I Got Angry At God

I am one of the most patient people I know, except now I am starting to get impatient in my 'old age'.
What I am about to talk about is something deeply personal.
I have Polycystic Ovaries Syndrome, a health condition which now affects 12-21 percent of women in Australia, strongly prevalent in women who are overweight.
On an X-ray it looks like strands of pearls are imbedded in the ovaries, affecting hormones and fertility.
Yes it can be treated. Yes I can still have kids. It will just take a little longer for me to do so with the right treatment. 
Am I currently trying for a baby? The answer to that is no.
So why I am writing about this? What does this have to do with my getting angry at God?

My desires for my life are simple.
1. Be an author (IN PROGRESS)
2. Having an amazing man to grow old with - CHECK.
3. Have children with said man - ?

Okay - so the question mark is driving me crazy and it has been hanging over me for six years.
Why did I get angry at God?
Because I know that God can change it - and right now, he's not.

Remember a couple of blogs ago I wrote about Getting Angry With God?
Well last night, I actually got angry at God - with tears and grief.
First I asked him a question that he gets millions of times a day and all from different people.
"Why?" Then I went on to ask. "Are you saying no, not now or no - never? Because if you are saying no - never, I honestly don't know what I'll do." Then I told God what I have been holding in for so long. "I'm sorry God, but I'm mad at you...why won't you give me what I want when I want it?!"

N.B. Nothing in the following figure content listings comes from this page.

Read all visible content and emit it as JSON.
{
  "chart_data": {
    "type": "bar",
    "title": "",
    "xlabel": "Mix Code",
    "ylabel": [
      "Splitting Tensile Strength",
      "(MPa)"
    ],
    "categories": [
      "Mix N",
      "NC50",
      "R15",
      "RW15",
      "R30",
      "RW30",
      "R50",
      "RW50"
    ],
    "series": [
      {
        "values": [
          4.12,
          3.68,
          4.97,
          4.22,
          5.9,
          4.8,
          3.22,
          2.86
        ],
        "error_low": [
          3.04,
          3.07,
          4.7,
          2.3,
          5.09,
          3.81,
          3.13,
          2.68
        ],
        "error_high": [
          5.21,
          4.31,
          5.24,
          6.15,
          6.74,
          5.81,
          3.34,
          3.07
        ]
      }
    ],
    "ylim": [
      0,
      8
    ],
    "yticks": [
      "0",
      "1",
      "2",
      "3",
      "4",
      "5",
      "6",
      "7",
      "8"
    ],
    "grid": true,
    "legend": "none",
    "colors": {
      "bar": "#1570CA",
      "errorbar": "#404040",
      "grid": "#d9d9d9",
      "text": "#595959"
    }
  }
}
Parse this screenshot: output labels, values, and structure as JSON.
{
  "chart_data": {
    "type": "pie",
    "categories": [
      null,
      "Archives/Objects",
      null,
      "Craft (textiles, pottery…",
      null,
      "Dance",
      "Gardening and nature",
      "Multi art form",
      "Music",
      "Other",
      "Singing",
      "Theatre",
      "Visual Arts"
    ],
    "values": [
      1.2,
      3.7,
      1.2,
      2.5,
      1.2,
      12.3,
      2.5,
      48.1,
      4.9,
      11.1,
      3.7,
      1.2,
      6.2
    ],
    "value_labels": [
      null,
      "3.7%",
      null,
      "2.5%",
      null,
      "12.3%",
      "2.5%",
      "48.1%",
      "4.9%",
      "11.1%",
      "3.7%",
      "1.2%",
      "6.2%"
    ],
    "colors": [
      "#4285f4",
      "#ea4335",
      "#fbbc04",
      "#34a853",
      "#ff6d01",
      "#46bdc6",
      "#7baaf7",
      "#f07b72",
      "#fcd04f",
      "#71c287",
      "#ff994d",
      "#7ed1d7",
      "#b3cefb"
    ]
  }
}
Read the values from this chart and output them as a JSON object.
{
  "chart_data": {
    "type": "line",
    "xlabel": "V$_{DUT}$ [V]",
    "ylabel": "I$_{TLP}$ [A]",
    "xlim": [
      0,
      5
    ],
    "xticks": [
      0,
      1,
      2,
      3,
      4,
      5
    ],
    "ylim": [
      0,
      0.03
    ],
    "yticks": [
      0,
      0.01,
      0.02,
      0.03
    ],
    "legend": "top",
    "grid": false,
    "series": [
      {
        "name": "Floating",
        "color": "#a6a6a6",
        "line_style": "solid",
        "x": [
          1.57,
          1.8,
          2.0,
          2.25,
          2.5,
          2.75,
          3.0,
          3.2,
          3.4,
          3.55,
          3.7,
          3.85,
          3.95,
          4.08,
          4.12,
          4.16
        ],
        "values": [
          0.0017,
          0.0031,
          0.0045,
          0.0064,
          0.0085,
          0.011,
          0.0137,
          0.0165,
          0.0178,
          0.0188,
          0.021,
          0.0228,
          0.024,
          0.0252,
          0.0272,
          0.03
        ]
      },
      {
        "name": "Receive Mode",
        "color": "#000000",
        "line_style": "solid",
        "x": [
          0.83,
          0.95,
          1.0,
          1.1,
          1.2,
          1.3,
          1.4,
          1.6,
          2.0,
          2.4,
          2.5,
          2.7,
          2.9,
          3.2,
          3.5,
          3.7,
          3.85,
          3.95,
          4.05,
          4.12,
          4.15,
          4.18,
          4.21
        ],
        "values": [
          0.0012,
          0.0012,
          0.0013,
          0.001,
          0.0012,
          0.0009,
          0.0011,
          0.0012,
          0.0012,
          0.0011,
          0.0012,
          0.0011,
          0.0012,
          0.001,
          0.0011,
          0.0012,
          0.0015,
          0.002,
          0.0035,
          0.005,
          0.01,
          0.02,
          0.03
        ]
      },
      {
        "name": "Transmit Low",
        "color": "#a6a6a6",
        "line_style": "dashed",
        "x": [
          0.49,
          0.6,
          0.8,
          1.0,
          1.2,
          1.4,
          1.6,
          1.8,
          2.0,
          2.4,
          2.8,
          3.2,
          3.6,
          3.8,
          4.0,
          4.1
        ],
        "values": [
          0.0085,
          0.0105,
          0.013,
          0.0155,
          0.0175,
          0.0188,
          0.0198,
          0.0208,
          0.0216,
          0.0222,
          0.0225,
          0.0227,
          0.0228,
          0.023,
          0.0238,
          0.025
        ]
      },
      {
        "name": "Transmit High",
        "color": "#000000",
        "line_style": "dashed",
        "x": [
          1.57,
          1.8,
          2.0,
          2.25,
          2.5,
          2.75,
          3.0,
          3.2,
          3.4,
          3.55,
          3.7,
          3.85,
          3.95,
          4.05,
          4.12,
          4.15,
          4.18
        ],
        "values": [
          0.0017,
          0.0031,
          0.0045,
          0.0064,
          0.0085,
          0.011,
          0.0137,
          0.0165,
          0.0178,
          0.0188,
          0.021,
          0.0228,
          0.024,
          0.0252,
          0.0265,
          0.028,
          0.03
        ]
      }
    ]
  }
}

After that, all I could do was go and recline on the couch and watch television - my rant was over and I was mentally and physically spent.
This morning when I woke up, I felt strangely peaceful - I went to the gym and worked out for half an hour before hitting the sauna.
The sauna to me what the confession box is to Catholics.
 If it's empty I'll talk to God, I'll ask him for wisdom, for strength and courage.
This morning I was grateful to find my steamy confession box vacant except for myself, because I had something I needed to say.
"I'm sorry for being angry at you, but it hurts not knowing what will happen. I am in limbo between hope and grief and I feel discouraged...my faith is breaking."

It's an awful thing for a Christian to confess to God - I felt like doubting Thomas from the Bible, a hypocrite, he's the disciple that needed physical evidence to believe that Jesus had rose again.
I believed in God who healed me of depression and anxiety - but I am still waiting for this promise.

Today I asked God what he had to say and he told me gently. "Get on with it."
What. The. Hell?!
I ask God what is taking so long and he tells me to 'get on with it'?!
Frustrated, I picked up my Bible and found Psalm 42:8.

"Deep calls to deep, at the roar of your water-falls, all your waves and breakers have gone over me. By the day the Lord commands his steadfast love and at night his song is with me, a prayer to the God of my life."

Then I turned to Genesis 17:15
And God said to Abraham. "As for your wife, you will no longer call her Sarai but Sarah shall be her name. I will bless her and she shall be nations, kings of peoples shall come from her."
Then Abraham fell on his face and laughed.
"Shall a child be born from a one hundred year old man? Shall Sarah who is ninety bear a child?"

Sarah is old and barren and it looks like a hopeless case for fertility and then...

Genesis 21:1
The Lord visited Sarah as he had said he would at the time he promised. Sarah conceived and bore a son at the time of which God had spoken.

I find it really ironic that I was named after that particular character in the Bible.
At this stage I cannot tell you whether the promises the Lord gave to Sarah are the ones he has given to me. But now that I have moved past the anger, there is now time for thoughts for acceptance and being at peace with whatever comes to pass.

Ecclesiastes 8:15
"And I commend joy, for man has nothing under the sun but to eat, drink and be joyful."

And that is what I will do. I will get on with it.

I wrote this blog in hope that women who have Polycystic Ovaries Syndrome will talk to someone, whether it is a trusted loved one or a GP about their concerns in regards to treatment or their fears about fertility.
I know it hurts - how your body isn't doing something it was designed to do and that people you love are having babies left, right and center. You are happy and excited for them and you hope that one day you will be given the same blessing. And I will be hoping for you too! 
For those of you who are angry at God. Tell him so He can bring you back onto a path of peace.